In any organization, the role of a manager is crucial to ensure that the team performs to its full potential. As teams grow larger and more complex, managing them effectively becomes increasingly challenging. At a certain point, you need to subdivide the team into several teams and make the decision to either promote or hire additional managers. This is where a director takes on the role of a “manager of managers.” In this post, I’ll talk about some of my thoughts on the topic as I admit it is also new to me.

What Do You Do Around Here?

As defined in “The Manager’s Path” by Camille Fournier, a manager of managers is “a person who manages a group of managers, rather than individual contributors.” This role is critical for companies with large and complex teams, where there are several layers of management. The manager of managers serves as a bridge between upper management and front-line managers, ensuring that communication is clear and objectives are aligned.

One of the primary responsibilities of a manager of managers is to develop and nurture the next generation of leaders within the organization. This involves coaching and mentoring managers to develop their leadership skills and build high-performing teams. The manager of managers also plays a critical role in setting the strategic direction of the organization and ensuring that their team’s objectives align with the company’s broader goals.

Another critical aspect of the manager of managers role is to manage inter-team dependencies. With multiple teams working on different aspects of a project, it’s easy for communication to break down and priorities need to be aligned. The manager of managers is responsible for ensuring that all teams are working together effectively and that any issues are addressed promptly.

In “The Manager’s Path,” Camille Fournier notes that being a manager of managers can be challenging because it requires a different skill set than managing individual contributors. While managing individual contributors involves a lot of hands-on work, managing managers requires a more hands-off approach. The manager of managers must learn to delegate effectively, provide guidance and support, and trust their managers to do their jobs well.
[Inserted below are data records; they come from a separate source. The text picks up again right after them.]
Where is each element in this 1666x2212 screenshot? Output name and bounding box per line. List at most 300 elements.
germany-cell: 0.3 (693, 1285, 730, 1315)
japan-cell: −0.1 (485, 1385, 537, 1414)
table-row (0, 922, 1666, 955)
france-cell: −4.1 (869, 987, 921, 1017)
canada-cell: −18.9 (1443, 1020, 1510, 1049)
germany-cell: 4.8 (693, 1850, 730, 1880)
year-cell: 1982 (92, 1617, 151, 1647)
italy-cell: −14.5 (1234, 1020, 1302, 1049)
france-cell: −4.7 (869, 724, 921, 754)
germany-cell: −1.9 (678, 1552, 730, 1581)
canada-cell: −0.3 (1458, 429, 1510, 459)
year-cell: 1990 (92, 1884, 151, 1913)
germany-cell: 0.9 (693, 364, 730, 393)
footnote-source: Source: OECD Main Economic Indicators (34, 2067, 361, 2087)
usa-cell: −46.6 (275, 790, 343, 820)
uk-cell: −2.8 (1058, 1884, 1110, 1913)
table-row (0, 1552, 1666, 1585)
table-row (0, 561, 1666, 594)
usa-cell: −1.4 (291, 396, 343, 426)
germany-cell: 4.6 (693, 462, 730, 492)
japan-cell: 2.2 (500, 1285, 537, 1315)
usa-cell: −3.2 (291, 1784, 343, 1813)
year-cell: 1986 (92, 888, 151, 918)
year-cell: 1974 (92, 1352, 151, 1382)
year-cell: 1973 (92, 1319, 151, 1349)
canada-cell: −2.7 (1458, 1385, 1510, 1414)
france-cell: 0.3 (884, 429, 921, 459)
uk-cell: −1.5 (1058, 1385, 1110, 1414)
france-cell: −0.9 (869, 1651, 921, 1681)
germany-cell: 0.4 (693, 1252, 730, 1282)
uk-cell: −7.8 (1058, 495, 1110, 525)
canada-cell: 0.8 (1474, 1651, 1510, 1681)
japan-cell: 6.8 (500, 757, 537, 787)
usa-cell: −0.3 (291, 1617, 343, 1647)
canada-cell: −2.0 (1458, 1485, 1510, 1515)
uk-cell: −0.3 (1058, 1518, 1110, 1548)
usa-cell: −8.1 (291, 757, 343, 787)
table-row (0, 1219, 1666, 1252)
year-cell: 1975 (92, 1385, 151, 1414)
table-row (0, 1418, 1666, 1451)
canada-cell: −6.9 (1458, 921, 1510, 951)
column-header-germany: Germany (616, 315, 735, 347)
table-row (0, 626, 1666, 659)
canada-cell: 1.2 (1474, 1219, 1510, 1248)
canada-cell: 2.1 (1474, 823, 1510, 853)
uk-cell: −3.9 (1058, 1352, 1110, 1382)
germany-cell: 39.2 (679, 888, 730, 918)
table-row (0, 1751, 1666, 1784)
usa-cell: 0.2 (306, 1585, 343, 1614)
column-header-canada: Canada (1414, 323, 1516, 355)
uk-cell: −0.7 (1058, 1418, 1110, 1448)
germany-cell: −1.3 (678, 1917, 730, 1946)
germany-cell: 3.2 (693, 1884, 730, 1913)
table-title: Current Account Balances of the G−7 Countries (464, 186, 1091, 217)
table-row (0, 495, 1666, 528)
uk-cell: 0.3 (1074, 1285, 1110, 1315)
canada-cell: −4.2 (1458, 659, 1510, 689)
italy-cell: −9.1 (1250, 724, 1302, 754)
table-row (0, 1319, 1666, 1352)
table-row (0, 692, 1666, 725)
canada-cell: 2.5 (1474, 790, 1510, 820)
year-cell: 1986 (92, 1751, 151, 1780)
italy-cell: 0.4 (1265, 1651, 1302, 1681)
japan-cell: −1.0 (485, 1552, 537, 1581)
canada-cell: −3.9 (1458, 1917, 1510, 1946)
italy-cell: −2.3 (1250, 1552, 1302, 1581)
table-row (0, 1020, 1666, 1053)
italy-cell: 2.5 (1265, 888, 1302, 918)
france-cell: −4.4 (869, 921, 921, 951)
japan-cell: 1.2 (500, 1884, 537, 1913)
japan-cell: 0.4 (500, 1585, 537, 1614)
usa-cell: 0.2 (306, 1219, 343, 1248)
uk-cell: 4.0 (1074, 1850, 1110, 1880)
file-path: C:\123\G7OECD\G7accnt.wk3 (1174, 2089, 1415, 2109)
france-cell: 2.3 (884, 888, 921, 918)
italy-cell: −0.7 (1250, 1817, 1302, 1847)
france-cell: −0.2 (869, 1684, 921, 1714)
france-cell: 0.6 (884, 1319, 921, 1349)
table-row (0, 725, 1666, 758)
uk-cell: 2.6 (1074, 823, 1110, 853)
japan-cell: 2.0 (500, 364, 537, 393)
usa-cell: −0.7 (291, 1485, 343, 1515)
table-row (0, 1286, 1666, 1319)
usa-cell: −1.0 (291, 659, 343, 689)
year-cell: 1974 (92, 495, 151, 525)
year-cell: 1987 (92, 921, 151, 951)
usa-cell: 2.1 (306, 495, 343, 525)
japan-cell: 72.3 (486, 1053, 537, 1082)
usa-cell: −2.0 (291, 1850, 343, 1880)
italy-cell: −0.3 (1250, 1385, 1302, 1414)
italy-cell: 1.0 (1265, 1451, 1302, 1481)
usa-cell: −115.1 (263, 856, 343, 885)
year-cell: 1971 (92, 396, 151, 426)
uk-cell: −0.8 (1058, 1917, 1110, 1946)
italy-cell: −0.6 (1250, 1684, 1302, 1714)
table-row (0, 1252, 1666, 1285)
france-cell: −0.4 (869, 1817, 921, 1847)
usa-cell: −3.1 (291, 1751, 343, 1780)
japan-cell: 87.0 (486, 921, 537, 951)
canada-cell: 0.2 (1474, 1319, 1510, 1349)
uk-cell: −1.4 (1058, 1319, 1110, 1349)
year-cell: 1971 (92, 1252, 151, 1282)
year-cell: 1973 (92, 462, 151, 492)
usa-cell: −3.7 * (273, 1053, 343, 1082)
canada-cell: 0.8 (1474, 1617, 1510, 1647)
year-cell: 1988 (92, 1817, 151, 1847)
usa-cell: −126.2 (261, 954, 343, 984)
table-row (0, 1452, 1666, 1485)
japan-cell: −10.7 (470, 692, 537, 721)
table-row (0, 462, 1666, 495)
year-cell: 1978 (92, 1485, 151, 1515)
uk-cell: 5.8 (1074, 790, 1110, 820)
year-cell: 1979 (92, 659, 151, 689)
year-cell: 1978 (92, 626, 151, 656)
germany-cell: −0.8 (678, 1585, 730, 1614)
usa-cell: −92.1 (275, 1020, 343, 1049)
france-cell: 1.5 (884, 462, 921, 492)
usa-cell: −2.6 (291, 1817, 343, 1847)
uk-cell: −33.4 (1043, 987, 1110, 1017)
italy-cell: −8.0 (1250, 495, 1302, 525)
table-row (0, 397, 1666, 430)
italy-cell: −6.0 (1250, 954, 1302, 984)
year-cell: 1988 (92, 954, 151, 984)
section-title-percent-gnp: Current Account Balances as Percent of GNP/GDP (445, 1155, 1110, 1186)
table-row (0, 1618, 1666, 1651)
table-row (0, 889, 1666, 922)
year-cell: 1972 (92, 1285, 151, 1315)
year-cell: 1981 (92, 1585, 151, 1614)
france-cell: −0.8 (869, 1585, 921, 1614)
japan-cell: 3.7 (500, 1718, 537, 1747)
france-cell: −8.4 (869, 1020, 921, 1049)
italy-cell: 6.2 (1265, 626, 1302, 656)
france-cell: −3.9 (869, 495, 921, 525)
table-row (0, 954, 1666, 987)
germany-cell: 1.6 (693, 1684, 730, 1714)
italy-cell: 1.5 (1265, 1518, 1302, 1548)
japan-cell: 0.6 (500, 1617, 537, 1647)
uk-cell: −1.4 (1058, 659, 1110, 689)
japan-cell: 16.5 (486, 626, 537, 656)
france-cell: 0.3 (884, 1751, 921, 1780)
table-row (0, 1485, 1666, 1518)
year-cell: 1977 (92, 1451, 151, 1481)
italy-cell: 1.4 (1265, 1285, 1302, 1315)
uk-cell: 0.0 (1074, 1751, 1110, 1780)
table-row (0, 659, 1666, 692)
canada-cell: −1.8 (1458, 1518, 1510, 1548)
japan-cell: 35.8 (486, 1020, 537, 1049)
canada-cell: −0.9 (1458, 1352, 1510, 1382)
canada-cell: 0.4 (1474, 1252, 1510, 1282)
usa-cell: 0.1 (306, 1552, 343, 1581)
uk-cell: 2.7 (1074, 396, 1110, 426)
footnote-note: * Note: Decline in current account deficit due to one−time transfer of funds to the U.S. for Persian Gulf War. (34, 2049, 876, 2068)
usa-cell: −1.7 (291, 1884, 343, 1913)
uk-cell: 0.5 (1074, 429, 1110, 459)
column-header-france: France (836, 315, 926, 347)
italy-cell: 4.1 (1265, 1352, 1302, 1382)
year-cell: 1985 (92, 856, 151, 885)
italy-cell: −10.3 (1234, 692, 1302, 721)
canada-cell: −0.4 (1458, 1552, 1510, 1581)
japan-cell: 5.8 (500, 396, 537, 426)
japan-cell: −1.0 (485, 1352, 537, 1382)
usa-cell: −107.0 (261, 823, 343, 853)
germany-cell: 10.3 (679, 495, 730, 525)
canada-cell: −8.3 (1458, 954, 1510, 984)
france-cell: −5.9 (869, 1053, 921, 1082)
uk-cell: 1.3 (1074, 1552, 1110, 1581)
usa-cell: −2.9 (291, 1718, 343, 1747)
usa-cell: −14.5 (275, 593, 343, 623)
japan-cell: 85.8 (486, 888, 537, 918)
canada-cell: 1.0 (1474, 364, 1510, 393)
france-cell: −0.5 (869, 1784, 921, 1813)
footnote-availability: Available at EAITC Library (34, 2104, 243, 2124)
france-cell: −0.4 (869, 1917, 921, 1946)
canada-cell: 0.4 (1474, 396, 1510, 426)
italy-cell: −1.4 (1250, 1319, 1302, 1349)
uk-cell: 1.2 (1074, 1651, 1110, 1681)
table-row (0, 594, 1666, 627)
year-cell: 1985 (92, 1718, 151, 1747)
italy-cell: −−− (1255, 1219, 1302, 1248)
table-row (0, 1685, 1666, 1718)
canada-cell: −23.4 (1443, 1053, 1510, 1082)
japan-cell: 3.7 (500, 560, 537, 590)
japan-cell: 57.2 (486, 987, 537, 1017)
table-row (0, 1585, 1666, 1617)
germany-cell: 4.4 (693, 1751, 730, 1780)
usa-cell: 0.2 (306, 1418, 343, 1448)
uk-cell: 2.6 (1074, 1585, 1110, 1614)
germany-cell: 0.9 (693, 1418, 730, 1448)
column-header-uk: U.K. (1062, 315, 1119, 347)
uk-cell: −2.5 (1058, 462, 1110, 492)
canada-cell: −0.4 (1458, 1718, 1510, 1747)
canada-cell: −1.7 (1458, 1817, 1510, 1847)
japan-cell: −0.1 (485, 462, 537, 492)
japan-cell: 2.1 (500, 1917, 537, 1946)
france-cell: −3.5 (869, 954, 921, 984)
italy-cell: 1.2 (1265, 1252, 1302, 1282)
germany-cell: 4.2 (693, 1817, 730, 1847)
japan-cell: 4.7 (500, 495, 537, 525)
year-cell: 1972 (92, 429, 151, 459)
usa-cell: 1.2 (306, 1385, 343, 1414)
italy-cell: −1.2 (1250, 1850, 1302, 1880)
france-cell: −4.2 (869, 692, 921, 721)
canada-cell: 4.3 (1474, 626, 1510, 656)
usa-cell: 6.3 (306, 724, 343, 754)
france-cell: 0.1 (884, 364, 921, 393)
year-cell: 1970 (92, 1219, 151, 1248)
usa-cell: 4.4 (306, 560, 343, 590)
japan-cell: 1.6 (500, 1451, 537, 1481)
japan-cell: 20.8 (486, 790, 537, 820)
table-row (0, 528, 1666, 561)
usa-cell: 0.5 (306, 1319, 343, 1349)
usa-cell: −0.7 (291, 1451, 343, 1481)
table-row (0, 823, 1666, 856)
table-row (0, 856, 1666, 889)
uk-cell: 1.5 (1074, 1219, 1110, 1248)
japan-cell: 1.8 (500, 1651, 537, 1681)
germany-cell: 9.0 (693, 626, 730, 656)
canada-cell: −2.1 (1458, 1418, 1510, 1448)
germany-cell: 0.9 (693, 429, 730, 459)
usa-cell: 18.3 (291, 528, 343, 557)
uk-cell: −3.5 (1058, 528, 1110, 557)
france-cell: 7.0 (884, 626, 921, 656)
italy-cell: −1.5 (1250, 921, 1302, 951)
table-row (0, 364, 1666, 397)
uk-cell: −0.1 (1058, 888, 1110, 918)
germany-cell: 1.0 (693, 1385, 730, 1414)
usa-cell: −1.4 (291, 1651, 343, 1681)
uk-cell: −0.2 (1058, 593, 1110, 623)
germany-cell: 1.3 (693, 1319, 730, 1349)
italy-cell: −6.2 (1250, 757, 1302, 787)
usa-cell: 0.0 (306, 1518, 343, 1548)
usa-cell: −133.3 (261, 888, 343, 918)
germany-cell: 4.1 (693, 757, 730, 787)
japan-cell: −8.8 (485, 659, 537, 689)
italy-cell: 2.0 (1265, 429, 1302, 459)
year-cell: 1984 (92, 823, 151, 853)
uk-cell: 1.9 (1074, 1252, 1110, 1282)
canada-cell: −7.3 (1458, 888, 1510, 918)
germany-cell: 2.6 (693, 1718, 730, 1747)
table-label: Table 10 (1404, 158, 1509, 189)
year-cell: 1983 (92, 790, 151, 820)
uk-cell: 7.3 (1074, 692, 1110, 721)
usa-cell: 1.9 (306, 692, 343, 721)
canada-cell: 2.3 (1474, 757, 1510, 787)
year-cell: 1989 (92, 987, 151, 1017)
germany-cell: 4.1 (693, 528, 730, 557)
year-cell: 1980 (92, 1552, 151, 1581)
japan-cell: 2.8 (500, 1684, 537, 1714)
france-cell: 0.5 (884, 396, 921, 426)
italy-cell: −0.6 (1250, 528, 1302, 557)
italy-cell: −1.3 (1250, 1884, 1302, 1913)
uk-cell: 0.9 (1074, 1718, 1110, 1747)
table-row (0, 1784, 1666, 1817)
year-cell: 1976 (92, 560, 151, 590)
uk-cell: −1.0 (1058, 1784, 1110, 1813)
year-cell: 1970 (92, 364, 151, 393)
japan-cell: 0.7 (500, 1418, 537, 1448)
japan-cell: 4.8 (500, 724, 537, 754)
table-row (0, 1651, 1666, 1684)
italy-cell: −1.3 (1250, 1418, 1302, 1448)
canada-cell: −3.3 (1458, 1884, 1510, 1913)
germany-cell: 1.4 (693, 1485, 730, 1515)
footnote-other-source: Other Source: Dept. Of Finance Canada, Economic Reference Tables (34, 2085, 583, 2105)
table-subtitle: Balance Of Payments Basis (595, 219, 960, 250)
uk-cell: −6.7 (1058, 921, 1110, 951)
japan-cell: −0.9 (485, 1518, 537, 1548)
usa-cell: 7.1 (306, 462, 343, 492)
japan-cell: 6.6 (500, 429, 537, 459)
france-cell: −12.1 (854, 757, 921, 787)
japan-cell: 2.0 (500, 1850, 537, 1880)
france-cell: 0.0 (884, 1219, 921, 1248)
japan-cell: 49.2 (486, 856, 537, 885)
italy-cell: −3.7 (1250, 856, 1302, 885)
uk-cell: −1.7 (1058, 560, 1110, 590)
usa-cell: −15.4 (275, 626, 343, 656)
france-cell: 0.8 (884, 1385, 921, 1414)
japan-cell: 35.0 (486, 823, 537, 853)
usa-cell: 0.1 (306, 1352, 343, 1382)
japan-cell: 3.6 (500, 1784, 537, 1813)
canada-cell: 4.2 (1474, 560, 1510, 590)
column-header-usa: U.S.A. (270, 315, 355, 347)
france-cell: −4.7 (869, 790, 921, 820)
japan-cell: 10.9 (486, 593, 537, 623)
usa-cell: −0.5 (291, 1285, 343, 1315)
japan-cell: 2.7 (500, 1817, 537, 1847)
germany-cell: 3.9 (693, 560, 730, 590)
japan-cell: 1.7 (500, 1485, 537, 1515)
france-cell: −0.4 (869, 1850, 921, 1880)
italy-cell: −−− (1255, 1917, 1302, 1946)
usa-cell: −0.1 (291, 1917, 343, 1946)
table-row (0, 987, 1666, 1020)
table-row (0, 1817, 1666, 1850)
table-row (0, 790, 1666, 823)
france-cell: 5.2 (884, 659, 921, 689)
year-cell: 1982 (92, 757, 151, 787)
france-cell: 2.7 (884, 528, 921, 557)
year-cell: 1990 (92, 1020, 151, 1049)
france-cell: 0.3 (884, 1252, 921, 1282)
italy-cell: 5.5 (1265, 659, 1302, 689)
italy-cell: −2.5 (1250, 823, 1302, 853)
Balancing Team Needs with Organizational Goals

One of the most significant challenges that a manager of managers faces is the need to balance the needs of their team with the broader goals of the organization. While it’s essential to advocate for their team’s needs and concerns, the manager of managers must also make decisions that benefit the company as a whole.

One of the ways that a manager of managers can balance these competing interests is by fostering open communication and transparency. By keeping their team informed of the organization’s goals and challenges, the manager of managers can help their team understand the bigger picture and how their work fits into the broader context.

Another important consideration is to set realistic expectations and goals for the team that align with the company’s objectives. By setting clear expectations, the manager of managers can ensure that their team is working towards the same goals as the broader organization. Additionally, it’s essential to regularly check in with team members to ensure that they have the resources and support they need to achieve their objectives.

At times, the manager of managers may need to make difficult decisions that are not popular with their team. For example, they may need to restructure teams, change project priorities, or terminate employees who are not meeting performance expectations. In such situations, it’s crucial to be transparent with the team and explain the rationale behind the decision.

It’s also essential to remain empathetic and supportive of the team throughout the decision-making process. Change can be challenging, and the manager of managers must be aware of the impact that their decisions may have on team members. By acknowledging the challenges and providing support, the manager of managers can help their team navigate through change and come out stronger on the other side.

Closing Thoughts

The role of a manager of managers is critical in organizations with complex teams and multiple layers of management. They are responsible for coaching and mentoring managers, aligning team objectives with the company’s goals, managing inter-team dependencies, and balancing the needs of their team with the needs of the broader organization. It’s a challenging role that requires a different skill set than managing individual contributors, but with the right approach, a manager of managers can help their organization achieve its full potential.